La Côte d’Ivoire s’associe à Mistral AI pour mieux identifier les usages de l’intelligence artificielle susceptibles de répondre à ses priorités nationales. Signé le 17 août 2026 à Abidjan et annoncé le 1er septembre, le partenariat prévoit d’abord un audit de l’écosystème ivoirien de l’IA, avant l’élaboration d’une feuille de route et la mise en place éventuelle de projets pilotes.
La première phase de la coopération consiste à cartographier les acteurs, évaluer les données et les infrastructures disponibles, identifier les besoins en compétences et déterminer les cas d’usage présentant le plus fort potentiel.
L’étude cible plusieurs secteurs prioritaires : l’administration publique, la santé, l’éducation, l’agriculture et les services aux populations. Dans l’agriculture, l’IA pourrait notamment être utilisée pour le suivi des cultures, l’optimisation des intrants et l’anticipation des risques climatiques.
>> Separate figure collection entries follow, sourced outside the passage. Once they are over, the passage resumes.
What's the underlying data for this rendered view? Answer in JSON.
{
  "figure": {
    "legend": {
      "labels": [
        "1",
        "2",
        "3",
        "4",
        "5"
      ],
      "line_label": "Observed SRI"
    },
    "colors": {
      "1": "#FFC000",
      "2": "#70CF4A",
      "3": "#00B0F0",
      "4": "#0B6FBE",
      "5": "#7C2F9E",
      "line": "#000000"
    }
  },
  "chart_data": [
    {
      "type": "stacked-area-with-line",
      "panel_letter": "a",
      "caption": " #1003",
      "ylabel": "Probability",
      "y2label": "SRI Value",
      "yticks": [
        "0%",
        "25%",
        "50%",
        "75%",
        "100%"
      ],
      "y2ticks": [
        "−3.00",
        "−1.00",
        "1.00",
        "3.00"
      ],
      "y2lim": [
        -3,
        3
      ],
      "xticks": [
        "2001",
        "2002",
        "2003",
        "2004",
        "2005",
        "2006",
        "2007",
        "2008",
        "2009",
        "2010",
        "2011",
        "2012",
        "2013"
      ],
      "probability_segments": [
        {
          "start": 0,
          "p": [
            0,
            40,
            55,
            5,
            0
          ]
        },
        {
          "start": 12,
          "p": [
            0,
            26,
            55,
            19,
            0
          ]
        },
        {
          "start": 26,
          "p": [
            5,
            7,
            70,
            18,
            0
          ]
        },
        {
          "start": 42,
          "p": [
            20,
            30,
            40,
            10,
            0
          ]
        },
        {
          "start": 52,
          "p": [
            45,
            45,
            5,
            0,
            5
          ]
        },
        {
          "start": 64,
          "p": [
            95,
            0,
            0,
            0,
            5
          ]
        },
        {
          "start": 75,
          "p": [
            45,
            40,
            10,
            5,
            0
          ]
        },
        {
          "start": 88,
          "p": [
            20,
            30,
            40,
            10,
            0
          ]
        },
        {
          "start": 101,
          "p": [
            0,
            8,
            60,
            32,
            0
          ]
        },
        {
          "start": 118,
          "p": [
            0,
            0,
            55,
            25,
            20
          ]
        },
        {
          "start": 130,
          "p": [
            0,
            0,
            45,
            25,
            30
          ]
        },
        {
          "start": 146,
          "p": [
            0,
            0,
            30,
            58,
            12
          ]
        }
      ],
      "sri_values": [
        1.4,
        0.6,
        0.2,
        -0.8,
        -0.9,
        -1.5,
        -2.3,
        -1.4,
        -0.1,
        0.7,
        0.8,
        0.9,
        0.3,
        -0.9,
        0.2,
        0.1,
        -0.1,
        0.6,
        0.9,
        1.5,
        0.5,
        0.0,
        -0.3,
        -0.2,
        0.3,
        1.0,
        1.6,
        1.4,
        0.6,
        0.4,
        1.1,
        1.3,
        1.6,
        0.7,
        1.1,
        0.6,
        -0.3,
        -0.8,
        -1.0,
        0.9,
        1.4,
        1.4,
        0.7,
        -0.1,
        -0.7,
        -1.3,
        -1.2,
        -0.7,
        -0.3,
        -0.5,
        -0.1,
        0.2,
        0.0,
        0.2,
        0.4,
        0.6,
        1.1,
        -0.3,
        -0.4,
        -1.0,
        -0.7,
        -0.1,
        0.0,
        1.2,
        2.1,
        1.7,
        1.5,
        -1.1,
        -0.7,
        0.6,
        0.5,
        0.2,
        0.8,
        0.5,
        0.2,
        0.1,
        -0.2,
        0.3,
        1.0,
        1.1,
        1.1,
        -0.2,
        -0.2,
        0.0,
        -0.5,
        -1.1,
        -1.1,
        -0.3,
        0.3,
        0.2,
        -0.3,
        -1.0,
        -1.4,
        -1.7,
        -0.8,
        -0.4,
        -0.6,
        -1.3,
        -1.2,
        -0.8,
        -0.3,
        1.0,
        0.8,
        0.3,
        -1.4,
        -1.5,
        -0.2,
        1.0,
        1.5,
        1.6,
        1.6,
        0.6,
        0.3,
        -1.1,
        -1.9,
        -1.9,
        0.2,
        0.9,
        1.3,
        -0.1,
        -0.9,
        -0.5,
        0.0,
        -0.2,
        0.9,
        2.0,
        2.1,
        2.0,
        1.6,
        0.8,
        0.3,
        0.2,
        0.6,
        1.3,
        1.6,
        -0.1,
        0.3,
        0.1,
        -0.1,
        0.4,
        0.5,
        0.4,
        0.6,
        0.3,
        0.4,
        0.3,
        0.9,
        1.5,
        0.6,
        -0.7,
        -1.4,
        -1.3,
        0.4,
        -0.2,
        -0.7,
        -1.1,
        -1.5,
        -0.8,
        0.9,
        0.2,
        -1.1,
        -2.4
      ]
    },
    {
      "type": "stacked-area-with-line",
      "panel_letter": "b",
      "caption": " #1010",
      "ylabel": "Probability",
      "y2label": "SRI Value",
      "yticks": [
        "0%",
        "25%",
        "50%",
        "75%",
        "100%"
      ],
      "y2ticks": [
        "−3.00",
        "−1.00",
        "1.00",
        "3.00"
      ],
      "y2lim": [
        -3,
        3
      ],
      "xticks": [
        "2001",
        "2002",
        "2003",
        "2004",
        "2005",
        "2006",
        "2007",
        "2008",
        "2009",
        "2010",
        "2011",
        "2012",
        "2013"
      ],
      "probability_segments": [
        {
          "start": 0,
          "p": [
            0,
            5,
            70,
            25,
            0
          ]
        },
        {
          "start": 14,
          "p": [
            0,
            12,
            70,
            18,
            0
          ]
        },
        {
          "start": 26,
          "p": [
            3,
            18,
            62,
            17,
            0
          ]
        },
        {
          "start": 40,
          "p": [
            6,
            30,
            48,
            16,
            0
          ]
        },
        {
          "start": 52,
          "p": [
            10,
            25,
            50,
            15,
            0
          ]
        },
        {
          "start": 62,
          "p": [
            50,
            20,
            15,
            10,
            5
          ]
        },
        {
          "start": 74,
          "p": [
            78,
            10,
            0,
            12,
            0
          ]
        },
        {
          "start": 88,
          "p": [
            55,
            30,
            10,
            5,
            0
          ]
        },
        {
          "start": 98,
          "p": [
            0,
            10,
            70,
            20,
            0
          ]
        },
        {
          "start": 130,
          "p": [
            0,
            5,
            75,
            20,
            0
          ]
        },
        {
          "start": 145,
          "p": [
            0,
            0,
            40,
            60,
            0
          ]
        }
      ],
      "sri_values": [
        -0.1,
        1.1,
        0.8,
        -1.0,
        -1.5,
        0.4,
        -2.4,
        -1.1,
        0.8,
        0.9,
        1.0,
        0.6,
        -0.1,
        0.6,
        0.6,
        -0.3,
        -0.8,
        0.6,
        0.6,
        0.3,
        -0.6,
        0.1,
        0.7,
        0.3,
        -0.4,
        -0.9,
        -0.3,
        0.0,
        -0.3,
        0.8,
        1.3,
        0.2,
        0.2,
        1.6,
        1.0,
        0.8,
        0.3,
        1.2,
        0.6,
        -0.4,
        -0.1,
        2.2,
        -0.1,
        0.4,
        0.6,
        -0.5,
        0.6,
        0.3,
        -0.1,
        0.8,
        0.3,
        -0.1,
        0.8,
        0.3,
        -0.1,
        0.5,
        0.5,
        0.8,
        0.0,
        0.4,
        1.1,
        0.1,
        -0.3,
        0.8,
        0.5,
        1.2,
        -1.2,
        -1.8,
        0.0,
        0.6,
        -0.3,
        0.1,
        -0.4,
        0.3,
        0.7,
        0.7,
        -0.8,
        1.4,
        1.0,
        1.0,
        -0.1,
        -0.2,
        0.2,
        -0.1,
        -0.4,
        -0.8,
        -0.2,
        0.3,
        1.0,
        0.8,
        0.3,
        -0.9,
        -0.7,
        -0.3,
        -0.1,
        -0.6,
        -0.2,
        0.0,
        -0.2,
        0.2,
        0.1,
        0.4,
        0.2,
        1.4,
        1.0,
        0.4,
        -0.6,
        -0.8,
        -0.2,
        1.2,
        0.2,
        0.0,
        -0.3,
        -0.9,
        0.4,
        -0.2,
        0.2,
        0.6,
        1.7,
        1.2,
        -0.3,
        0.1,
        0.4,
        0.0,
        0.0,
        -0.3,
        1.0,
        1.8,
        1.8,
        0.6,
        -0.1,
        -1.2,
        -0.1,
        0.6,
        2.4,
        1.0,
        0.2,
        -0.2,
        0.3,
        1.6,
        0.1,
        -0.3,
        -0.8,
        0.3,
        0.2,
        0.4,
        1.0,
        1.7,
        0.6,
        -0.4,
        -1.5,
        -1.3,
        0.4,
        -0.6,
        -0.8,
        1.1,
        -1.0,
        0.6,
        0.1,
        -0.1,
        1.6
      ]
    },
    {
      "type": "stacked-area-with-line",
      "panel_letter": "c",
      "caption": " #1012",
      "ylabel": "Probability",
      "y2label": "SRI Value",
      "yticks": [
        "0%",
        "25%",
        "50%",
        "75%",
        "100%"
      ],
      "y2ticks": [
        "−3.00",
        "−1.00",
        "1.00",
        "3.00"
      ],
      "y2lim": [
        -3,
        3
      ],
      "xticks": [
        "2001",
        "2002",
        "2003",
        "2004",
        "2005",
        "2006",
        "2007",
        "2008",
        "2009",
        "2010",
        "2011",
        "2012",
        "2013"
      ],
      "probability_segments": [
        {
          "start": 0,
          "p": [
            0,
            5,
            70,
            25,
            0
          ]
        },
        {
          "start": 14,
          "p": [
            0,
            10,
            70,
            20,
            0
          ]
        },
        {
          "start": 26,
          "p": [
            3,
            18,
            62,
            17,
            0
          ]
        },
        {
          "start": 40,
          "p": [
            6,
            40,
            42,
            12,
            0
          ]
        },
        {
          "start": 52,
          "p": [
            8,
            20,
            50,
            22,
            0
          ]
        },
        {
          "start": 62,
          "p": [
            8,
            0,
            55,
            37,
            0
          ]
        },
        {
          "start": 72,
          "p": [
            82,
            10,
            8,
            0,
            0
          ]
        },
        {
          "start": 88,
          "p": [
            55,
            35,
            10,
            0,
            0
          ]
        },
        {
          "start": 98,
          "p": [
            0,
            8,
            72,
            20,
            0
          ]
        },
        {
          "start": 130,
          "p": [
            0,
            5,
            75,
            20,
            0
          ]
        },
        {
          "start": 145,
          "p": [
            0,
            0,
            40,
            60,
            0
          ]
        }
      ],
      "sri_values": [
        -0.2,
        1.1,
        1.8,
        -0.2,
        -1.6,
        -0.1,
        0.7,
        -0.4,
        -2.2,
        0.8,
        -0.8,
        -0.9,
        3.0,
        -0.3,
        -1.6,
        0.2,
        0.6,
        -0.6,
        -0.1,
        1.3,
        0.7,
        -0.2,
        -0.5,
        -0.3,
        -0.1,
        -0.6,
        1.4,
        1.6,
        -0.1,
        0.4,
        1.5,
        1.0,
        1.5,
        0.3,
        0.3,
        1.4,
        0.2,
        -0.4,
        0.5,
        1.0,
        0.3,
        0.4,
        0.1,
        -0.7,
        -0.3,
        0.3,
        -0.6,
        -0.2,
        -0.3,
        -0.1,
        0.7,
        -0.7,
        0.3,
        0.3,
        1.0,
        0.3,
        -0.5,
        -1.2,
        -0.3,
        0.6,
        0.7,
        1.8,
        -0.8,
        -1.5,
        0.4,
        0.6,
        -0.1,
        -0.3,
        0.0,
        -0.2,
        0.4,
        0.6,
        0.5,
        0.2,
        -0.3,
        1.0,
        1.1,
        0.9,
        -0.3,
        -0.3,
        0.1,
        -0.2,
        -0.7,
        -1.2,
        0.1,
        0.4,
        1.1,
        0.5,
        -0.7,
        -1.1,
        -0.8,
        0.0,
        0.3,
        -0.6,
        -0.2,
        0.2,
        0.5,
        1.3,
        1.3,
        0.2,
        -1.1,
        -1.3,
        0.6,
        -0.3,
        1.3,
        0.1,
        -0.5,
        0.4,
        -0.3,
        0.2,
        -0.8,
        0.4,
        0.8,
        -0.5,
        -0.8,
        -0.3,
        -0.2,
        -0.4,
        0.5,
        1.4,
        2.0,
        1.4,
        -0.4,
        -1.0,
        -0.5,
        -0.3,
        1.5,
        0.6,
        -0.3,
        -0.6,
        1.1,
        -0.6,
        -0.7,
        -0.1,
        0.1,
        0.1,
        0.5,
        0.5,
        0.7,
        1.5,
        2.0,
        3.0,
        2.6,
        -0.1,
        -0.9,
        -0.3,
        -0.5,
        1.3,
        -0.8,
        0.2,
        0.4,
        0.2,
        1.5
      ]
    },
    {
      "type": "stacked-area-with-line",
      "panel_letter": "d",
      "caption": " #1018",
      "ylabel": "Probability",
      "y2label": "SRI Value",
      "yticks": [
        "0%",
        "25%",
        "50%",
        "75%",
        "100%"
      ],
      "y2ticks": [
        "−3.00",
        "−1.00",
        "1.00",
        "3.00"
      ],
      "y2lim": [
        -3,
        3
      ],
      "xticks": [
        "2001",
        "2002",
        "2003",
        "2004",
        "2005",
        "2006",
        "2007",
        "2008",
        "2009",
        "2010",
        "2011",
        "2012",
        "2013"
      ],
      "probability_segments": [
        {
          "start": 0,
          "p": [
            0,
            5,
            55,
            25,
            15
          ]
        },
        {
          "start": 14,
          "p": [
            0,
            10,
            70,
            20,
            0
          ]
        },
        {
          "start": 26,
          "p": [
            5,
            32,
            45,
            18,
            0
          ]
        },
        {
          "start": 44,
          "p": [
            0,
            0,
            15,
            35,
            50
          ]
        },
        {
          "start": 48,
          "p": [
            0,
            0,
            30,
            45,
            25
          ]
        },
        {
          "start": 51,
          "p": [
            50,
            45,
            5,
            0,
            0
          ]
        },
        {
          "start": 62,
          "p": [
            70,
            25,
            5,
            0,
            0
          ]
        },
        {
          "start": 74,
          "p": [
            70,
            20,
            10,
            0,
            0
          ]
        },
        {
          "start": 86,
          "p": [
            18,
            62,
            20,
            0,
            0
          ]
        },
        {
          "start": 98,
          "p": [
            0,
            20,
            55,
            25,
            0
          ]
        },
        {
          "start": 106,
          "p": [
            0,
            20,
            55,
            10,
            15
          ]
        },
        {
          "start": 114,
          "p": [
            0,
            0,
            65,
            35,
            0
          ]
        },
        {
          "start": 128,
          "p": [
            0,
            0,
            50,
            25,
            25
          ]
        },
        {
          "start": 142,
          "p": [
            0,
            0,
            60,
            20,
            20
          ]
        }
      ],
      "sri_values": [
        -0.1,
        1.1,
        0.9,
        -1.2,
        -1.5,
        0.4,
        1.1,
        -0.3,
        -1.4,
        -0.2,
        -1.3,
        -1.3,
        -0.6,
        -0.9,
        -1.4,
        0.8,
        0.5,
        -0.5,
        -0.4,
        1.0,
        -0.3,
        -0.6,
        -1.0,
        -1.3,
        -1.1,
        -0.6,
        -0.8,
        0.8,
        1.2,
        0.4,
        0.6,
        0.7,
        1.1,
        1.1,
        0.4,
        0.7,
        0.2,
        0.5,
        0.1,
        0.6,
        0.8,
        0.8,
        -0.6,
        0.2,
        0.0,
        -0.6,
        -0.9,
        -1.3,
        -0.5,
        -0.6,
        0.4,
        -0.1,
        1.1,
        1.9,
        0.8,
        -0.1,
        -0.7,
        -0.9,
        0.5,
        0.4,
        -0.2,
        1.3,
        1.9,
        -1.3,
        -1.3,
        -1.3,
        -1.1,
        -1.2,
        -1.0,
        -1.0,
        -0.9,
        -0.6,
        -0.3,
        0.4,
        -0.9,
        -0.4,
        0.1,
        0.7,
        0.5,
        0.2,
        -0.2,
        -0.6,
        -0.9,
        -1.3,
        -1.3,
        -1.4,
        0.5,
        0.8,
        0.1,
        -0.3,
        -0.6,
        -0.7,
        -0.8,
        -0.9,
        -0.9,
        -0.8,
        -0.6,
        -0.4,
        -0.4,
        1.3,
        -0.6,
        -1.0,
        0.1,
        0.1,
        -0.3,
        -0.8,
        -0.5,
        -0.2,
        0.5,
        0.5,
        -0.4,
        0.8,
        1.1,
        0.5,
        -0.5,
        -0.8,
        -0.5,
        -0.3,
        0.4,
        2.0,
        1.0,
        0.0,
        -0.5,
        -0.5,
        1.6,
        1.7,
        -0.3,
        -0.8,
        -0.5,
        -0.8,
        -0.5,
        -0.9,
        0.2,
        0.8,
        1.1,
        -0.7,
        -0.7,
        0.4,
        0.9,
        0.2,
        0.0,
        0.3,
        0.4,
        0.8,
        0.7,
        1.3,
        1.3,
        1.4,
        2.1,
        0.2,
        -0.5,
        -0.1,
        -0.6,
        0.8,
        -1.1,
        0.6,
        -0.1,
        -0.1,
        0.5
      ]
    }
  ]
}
Dans la santé, les pistes concernent notamment l’aide au diagnostic, la télémédecine et la gestion des services.
L’administration constitue également un champ d’application important, avec des perspectives autour de l’automatisation de certaines tâches, de la gestion des données et de l’amélioration des services publics. Dans l’éducation et la recherche, l’enjeu porte notamment sur le développement des compétences nécessaires à l’émergence d’un écosystème local de l’IA.
Pour conduire cette mission, Mistral AI s’appuiera sur Artefact Côte d’Ivoire, filiale locale du groupe spécialisé dans la data et l’intelligence artificielle. Cette expertise doit permettre d’évaluer les capacités existantes et les éventuels besoins du pays avant toute phase opérationnelle.
Les premiers enseignements de l’audit doivent alimenter la deuxième édition de la conférence « IMPACT IA », prévue du 9 au 11 septembre 2026 à Abidjan. Les travaux doivent notamment porter sur le diagnostic de l’écosystème, la priorisation des cas d’usage et l’identification des principaux freins au développement de l’IA.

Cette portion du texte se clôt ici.